Published: Tuesday, July 22 2003 7:25 a.m. MDT

LINDON — The SCO Group said Monday that it has strengthened its case in an ongoing computer operating system battle but is offering users a way to avoid lawsuits.

The moves sent the company's stock to a high point for the year.

Lindon-based SCO said it has received U.S. copyright registrations for its Unix System V source code — which it claims IBM and others have illegally placed into the Linux operating system — and will offer commercial Linux users licenses of SCO's UnixWare to support Linux. The company won't hold those buyers responsible for any past copyright violations or any future use of Linux in a "run-only" format.

"SCO is giving customers the ability to gain a license to run Linux legally on a run-only basis," Darl McBride, SCO's president and chief executive officer, said during a Monday conference call.

SCO contends the appropriation of Unix source code into Linux has cost it tons of money. It has sued International Business Machines for billions and has told more than 1,500 other companies that they, too, face potential lawsuits over use of Linux.

Company officials said Monday that the copyright registrations are needed if the matter escalates to the litigation stage and that the conflict has advanced from a contract issue to one involving intellectual property and copyrights.

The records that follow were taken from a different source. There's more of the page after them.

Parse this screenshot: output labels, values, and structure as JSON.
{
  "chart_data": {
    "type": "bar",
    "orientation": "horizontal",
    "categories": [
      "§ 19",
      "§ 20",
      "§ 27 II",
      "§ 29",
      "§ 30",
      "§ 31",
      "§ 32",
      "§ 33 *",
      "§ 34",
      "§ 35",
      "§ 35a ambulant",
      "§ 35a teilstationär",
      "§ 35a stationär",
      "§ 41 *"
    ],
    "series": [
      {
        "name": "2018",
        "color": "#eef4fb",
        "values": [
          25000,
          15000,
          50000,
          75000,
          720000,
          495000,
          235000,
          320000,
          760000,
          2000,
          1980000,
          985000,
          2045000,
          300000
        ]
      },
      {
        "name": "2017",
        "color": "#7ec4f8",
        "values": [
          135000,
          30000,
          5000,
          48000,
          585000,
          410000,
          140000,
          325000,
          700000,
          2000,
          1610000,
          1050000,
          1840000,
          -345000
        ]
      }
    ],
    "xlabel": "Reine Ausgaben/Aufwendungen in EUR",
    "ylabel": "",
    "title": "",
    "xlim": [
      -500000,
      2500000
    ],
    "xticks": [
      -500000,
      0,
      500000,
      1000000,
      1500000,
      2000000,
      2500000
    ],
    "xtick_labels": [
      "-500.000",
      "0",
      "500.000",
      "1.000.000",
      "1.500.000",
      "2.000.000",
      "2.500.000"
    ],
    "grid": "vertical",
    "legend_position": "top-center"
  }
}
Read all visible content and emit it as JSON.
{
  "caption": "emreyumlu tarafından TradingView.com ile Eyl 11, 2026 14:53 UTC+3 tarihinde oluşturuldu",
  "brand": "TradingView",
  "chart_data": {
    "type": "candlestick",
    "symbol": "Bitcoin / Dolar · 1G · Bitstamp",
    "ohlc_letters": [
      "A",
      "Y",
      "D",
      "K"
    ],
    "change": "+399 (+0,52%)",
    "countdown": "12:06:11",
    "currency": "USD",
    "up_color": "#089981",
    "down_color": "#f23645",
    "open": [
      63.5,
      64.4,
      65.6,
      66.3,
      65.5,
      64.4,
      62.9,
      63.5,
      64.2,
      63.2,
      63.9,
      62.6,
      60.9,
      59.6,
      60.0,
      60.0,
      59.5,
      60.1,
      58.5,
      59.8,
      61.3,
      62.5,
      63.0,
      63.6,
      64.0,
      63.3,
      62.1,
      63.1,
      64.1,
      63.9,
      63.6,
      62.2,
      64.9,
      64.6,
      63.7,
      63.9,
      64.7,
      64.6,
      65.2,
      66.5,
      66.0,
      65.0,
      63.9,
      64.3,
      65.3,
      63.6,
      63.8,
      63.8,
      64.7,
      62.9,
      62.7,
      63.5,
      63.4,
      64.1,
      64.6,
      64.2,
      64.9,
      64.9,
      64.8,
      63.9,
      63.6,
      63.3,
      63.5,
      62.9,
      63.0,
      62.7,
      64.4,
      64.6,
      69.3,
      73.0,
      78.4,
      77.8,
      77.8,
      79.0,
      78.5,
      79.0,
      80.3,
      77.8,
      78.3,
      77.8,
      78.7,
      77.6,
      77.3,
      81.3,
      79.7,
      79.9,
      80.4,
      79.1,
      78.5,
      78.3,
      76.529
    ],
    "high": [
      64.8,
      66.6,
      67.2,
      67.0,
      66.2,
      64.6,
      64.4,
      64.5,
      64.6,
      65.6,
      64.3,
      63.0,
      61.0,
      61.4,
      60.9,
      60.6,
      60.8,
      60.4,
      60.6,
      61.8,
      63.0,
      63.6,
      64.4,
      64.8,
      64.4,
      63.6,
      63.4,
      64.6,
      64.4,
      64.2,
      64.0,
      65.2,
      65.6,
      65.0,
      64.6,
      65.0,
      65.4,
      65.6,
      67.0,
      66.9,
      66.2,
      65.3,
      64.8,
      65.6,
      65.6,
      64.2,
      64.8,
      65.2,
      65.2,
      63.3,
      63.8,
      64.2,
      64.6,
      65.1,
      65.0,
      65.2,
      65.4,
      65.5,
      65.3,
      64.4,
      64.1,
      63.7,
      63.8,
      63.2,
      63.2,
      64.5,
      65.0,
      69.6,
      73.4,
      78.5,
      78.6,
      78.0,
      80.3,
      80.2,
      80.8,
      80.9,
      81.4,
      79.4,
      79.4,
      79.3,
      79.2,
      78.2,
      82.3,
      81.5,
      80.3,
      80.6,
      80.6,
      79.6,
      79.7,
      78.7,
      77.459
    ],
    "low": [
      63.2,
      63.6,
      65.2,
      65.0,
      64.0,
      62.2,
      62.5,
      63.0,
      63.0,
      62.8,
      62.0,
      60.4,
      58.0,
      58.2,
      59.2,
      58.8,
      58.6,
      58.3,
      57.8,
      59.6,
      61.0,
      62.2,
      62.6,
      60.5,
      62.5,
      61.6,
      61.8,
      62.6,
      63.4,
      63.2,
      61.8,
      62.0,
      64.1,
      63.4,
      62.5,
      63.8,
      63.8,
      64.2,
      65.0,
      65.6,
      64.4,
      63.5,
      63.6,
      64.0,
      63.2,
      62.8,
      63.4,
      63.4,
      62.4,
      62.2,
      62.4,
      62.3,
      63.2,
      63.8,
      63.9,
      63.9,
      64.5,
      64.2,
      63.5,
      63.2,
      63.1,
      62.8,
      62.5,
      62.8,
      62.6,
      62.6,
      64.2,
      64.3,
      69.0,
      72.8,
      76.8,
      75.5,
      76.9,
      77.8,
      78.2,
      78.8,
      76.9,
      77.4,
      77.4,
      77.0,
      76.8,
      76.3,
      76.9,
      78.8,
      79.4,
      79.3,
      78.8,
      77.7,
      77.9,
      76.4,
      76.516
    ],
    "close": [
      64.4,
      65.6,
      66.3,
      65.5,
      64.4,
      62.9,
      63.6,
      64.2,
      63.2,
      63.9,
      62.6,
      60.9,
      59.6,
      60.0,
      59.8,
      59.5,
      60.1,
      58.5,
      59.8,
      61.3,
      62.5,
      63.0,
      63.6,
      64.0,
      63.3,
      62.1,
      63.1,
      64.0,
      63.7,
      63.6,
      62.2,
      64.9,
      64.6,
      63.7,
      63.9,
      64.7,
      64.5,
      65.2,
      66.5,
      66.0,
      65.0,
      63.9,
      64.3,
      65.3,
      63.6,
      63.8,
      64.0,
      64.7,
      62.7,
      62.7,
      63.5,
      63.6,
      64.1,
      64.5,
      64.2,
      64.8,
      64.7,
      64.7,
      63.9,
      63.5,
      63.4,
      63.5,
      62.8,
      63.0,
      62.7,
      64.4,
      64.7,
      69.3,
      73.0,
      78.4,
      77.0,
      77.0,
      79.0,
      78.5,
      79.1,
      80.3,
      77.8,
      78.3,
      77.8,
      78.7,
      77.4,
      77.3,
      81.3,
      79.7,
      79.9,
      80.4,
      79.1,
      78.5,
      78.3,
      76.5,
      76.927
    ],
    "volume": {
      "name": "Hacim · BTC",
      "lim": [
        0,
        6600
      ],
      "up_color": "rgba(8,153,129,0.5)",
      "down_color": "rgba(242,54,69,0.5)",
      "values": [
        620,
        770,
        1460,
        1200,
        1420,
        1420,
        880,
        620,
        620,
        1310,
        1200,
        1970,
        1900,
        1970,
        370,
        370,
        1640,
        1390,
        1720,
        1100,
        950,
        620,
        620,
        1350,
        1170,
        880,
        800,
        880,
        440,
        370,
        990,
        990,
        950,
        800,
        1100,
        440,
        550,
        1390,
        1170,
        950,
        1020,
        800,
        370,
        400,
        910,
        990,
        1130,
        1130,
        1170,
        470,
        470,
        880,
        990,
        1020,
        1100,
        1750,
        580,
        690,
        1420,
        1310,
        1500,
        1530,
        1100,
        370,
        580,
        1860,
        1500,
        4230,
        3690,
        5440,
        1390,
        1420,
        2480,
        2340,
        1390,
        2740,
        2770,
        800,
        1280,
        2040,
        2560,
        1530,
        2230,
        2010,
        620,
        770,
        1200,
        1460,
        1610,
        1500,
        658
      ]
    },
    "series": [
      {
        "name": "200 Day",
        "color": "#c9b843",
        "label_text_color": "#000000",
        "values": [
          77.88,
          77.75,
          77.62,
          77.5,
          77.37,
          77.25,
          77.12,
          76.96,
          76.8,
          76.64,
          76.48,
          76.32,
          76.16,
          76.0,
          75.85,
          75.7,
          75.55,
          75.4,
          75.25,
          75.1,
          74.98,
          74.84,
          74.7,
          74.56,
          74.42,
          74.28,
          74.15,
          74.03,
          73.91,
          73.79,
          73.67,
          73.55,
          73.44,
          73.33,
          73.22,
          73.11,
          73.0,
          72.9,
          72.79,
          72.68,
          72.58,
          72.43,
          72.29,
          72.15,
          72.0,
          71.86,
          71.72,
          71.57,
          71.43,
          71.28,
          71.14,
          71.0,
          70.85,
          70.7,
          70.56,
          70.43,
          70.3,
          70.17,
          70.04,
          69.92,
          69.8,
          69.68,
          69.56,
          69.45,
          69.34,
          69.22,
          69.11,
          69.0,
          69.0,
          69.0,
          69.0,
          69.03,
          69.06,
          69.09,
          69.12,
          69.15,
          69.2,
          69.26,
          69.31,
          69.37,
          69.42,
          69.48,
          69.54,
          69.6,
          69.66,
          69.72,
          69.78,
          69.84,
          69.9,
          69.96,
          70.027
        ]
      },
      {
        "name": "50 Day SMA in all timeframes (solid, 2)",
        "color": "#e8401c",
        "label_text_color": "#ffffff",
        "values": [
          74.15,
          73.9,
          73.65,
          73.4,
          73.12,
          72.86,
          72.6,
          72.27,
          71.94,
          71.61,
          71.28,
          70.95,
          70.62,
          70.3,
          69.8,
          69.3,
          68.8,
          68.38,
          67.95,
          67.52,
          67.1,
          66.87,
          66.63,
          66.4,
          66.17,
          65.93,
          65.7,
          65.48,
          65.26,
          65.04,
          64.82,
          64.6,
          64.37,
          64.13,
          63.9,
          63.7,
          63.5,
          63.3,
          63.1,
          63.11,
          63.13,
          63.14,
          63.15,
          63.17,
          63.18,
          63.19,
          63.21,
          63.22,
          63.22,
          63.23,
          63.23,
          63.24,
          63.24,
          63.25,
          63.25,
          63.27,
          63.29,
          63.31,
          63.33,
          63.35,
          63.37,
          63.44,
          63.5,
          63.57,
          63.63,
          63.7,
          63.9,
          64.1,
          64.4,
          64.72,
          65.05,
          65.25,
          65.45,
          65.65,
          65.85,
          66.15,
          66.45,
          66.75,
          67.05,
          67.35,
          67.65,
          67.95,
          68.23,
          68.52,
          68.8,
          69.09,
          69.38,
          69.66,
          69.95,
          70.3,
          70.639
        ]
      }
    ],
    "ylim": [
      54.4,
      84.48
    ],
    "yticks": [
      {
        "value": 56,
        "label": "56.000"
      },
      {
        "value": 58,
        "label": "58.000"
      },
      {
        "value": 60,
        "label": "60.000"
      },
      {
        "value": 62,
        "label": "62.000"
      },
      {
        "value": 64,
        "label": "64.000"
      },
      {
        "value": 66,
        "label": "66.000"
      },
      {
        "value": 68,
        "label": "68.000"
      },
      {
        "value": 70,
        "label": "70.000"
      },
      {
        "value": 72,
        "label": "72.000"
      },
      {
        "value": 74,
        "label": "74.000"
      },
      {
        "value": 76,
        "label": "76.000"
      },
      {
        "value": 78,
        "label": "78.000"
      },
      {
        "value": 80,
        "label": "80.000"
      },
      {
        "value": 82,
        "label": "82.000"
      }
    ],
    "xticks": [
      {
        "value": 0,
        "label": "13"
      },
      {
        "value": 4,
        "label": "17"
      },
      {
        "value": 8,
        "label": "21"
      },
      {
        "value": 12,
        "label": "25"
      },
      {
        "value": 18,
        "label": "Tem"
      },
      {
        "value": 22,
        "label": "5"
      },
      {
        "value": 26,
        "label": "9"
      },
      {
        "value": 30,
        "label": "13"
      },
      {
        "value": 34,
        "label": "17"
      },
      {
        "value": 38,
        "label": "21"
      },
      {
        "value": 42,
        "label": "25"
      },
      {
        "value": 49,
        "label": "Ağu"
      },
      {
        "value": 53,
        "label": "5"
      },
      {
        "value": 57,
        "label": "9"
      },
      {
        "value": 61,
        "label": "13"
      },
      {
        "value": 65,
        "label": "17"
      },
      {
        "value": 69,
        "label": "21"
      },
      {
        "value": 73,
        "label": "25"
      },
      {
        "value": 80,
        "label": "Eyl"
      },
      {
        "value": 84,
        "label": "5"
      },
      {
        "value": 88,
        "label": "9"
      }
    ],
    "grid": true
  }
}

SCO contends that IBM has profited by putting Unix source code into Linux illegally, and that has shifted legal liability risk to Linux end users.

SCO has cited statistics that indicate Linux is being used on more than 2.4 million computer servers.

"The first case (IBM's) has to do with people we have relationships with, i.e. contracts. And this case with copyrights, we have broad enforcement capability with those that we may not have direct relationships with," McBride said. "So, as we go forward, our goal is not to litigate. . . . We have a solution here for you that gets you clean, gets you square, with use of Linux without having to go into the courtroom."

Although McBride described SCO as having "broad legal rights," he said the company plans to use them "carefully and judiciously," preferring sales of the UnixWare product to litigation against those using the "tainted" Linux.